Train accuracy: 100.0%
Test accuracy: 92.0%


In [5]:
from sklearn.svm import SVC

# Create SVM with RBF kernel
rbf_svc_c1 = SVC(kernel='rbf', C=1)

# Fitting on train set
rbf_svc_c1.fit(X_tr, y_tr)

# Evaluate on train set
accuracy_tr = rbf_svc_c1.score(X_tr, y_tr)

# Evaluate on test set
accuracy_te = rbf_svc_c1.score(X_te, y_te)

# Print accuracy
print('Train accuracy: {:.1f}%'.format(100*accuracy_tr))
      
# Print accuracy
print('Test accuracy: {:.1f}%'.format(100*accuracy_te))

Train accuracy: 99.3%
Test accuracy: 94.0%


## Linear, RBF SVMs

After fitting a random forest classifier model an accuracy value of **68.0%** is obtained, which is not a good value. With a random forest classifier model with cross-validation estimator, an accuracy value of **88.0%** is obtained, it is a really good value, it is better than the one obtained previously. 
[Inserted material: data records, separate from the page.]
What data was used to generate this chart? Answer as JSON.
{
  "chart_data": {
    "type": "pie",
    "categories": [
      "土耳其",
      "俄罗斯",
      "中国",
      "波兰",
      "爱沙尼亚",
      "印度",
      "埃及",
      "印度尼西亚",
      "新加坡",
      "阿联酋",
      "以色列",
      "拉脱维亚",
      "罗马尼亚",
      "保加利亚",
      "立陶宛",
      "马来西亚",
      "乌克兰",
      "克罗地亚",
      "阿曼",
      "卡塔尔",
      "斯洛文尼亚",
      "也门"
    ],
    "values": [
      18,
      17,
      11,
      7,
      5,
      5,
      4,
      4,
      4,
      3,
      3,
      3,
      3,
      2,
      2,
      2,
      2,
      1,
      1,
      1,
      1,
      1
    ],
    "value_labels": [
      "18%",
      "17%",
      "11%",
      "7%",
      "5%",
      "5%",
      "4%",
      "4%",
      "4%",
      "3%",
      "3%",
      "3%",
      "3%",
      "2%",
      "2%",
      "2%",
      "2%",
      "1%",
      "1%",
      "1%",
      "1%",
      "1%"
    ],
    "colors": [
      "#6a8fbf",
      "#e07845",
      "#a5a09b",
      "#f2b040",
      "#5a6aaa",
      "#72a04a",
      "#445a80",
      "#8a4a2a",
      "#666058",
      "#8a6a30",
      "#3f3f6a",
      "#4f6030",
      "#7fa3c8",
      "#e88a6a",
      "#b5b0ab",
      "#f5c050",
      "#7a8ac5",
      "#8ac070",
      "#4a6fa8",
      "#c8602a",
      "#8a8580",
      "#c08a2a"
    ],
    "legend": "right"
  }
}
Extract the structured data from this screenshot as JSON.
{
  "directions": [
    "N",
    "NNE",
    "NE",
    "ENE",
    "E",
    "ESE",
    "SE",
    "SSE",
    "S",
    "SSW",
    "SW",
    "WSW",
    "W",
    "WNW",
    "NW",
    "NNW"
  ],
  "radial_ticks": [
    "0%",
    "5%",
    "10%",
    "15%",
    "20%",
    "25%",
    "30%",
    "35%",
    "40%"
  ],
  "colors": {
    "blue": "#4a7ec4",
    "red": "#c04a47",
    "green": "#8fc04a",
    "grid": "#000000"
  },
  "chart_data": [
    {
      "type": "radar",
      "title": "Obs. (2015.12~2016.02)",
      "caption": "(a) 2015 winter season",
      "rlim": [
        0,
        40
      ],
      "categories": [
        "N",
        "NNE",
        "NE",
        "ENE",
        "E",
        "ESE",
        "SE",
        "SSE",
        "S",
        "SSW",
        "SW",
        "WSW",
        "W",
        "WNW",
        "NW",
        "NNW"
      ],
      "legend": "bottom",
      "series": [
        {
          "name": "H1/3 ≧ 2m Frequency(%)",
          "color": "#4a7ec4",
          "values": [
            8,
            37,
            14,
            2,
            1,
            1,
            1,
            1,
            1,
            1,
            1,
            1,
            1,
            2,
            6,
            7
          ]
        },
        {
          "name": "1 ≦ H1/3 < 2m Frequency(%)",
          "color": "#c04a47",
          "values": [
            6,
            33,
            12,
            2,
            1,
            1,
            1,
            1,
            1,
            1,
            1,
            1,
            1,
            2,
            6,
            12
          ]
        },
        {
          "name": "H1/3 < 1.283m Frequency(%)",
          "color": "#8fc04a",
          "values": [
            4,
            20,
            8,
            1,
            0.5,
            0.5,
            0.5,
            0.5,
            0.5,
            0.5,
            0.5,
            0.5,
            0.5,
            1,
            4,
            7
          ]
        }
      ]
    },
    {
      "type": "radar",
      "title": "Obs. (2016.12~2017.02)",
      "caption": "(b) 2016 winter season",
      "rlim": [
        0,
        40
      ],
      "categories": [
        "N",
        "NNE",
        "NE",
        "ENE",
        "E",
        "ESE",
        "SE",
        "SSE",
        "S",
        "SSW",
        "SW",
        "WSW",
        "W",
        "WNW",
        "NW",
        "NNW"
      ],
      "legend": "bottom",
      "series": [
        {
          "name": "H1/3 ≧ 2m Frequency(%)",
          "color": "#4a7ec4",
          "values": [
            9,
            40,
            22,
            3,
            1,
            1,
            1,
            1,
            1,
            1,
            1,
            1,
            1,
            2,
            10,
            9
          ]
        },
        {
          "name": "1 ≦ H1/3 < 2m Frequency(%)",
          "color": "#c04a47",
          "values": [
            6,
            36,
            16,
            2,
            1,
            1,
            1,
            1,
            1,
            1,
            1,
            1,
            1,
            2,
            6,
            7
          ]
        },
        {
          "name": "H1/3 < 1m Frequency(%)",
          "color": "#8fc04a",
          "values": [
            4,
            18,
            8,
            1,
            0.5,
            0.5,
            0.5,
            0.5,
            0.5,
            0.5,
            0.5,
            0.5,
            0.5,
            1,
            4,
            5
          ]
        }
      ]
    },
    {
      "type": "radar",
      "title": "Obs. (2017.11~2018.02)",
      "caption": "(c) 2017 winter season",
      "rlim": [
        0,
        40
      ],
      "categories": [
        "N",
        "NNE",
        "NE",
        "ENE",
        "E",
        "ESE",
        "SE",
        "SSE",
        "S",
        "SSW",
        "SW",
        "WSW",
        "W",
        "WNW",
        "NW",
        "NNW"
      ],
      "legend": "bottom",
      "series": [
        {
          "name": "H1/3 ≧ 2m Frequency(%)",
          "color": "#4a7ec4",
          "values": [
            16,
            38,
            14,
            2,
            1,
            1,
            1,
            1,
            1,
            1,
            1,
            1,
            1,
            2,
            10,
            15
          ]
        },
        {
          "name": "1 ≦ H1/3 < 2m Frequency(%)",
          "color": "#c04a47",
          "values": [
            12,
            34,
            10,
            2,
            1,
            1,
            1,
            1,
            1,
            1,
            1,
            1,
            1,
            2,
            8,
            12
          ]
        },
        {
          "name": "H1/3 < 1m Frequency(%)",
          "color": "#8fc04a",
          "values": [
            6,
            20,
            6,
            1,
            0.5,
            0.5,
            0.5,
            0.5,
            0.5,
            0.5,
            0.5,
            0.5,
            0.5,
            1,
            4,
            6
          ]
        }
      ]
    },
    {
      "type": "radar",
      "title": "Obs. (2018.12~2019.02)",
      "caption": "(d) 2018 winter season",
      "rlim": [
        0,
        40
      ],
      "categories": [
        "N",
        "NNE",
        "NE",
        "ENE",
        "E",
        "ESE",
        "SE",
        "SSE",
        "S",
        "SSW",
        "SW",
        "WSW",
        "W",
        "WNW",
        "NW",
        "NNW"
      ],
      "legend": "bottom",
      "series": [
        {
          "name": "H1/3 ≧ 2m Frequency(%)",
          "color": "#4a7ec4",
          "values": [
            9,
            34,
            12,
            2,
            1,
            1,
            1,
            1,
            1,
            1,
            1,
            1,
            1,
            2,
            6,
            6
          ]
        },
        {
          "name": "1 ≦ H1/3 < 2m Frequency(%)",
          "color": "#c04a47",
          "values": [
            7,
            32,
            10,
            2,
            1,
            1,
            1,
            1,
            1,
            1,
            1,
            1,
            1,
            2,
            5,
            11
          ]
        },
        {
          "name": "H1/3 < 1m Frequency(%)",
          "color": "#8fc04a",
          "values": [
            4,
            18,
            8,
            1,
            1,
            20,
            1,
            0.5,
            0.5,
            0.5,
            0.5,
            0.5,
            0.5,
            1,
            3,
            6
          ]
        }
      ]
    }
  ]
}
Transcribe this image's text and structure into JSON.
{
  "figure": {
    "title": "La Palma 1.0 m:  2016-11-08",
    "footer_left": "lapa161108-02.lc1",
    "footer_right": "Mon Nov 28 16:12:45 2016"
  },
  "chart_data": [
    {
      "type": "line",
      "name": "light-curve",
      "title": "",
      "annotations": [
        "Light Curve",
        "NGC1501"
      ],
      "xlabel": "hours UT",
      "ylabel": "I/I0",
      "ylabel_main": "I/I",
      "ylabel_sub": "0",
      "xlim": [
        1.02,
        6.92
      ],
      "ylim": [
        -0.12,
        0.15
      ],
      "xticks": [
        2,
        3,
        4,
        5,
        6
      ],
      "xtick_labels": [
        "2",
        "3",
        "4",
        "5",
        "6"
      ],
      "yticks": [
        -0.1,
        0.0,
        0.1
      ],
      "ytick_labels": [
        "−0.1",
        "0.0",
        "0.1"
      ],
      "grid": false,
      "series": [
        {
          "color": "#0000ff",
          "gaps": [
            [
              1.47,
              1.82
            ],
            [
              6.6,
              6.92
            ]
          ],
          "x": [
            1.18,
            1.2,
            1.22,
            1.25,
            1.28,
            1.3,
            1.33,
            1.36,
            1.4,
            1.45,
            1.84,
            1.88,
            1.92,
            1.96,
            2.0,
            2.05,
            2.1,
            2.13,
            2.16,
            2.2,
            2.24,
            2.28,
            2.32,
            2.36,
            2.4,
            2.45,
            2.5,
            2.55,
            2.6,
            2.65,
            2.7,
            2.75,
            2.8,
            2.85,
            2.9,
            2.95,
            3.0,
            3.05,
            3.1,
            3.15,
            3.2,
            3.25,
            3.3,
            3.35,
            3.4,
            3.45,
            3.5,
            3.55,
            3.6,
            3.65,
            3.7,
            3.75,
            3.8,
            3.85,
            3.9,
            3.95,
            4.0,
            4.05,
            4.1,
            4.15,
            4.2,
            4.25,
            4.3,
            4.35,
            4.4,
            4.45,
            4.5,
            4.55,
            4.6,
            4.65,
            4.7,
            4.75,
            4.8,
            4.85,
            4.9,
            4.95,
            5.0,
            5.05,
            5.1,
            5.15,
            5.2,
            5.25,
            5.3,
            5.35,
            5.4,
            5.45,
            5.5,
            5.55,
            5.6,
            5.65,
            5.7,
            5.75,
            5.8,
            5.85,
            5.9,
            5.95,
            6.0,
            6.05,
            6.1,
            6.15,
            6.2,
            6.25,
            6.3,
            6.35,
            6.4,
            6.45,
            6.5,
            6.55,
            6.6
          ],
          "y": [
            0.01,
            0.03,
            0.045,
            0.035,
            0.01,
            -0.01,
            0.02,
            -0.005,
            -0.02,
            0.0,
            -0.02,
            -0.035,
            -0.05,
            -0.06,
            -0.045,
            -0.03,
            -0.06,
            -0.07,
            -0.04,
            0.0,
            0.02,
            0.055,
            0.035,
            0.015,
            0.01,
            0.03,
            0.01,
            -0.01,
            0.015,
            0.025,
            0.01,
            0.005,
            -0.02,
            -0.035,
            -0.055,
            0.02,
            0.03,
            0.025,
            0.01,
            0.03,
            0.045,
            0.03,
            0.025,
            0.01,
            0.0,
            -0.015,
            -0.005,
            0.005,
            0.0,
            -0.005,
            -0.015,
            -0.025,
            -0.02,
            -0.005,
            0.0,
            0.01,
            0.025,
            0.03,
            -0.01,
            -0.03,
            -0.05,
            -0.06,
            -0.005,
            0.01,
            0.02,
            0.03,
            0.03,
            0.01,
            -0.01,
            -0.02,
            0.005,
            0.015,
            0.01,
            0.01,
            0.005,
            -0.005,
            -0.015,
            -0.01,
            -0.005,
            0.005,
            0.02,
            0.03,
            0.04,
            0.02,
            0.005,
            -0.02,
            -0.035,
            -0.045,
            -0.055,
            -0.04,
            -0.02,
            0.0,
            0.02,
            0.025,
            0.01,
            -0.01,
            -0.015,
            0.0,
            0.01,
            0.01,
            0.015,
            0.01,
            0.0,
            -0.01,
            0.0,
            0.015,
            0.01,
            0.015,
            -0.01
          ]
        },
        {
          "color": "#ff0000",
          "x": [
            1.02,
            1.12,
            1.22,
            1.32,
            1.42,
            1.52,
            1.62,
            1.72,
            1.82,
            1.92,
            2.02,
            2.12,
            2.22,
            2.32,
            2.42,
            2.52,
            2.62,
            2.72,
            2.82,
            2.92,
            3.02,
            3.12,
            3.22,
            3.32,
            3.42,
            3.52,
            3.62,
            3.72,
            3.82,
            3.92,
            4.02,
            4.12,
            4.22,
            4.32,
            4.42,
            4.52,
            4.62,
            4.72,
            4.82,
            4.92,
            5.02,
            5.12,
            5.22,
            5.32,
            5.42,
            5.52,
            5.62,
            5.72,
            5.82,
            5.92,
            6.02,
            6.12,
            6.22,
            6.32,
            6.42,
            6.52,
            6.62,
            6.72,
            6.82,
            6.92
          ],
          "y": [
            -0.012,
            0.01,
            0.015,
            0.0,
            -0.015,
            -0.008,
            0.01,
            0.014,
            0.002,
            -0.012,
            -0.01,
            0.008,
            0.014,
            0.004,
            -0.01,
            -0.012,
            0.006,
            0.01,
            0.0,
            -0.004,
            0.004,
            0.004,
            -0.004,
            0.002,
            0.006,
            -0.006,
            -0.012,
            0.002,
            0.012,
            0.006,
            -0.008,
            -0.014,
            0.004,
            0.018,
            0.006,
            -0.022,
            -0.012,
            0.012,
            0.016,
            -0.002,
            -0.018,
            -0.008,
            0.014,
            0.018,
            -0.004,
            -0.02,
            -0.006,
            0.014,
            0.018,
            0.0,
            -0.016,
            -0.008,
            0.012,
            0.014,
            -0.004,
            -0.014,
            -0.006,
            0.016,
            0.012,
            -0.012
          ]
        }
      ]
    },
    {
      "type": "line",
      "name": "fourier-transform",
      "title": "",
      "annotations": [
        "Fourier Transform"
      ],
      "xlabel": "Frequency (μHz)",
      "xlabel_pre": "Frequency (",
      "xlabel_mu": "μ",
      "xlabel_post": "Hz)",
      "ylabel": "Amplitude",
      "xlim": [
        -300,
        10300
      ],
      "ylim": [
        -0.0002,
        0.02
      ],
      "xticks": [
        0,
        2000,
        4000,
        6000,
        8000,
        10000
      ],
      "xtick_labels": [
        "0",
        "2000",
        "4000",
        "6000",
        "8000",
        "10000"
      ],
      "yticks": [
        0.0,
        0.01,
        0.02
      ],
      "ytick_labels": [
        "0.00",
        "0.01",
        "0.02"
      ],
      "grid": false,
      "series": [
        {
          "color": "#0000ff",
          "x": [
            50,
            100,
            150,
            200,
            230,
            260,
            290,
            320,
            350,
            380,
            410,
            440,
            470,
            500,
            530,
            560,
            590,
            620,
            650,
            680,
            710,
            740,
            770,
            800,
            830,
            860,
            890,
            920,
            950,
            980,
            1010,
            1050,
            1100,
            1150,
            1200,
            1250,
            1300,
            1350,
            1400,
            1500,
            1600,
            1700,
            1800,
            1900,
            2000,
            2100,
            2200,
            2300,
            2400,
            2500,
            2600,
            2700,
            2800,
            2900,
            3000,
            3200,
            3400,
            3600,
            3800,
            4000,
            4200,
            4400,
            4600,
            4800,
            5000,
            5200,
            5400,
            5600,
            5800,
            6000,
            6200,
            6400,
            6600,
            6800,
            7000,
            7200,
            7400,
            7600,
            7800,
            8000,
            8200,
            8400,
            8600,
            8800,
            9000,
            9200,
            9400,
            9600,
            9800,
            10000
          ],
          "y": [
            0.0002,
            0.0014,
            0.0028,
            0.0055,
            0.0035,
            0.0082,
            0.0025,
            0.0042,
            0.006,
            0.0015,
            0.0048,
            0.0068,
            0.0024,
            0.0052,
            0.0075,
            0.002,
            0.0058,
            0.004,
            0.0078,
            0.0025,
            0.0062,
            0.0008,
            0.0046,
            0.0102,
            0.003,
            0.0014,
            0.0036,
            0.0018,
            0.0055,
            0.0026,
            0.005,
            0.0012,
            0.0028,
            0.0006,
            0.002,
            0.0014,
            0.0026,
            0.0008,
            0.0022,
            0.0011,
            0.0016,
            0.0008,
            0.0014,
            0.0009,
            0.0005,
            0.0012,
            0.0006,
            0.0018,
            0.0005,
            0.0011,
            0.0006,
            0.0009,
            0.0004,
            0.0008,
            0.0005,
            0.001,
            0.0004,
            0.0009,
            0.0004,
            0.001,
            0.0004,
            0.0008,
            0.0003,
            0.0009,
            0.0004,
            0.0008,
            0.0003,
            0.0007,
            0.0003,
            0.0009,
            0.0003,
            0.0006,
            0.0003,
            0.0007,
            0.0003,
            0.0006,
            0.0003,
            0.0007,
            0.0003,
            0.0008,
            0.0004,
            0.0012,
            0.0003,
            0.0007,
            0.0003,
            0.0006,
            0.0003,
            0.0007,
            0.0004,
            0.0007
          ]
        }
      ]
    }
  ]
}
Finally, with a support vector classification (SVM) object get a value of accuracy of **92.0%** getting a good value. support vector classification (SVM) with linear kernel object get a value of accuracy of **94.0%**. Both values show an improvement of the accuracy value using SVM model (with or without kernel), but even so, it is the best value obtained by random forest classifier model with cross-validation estimator.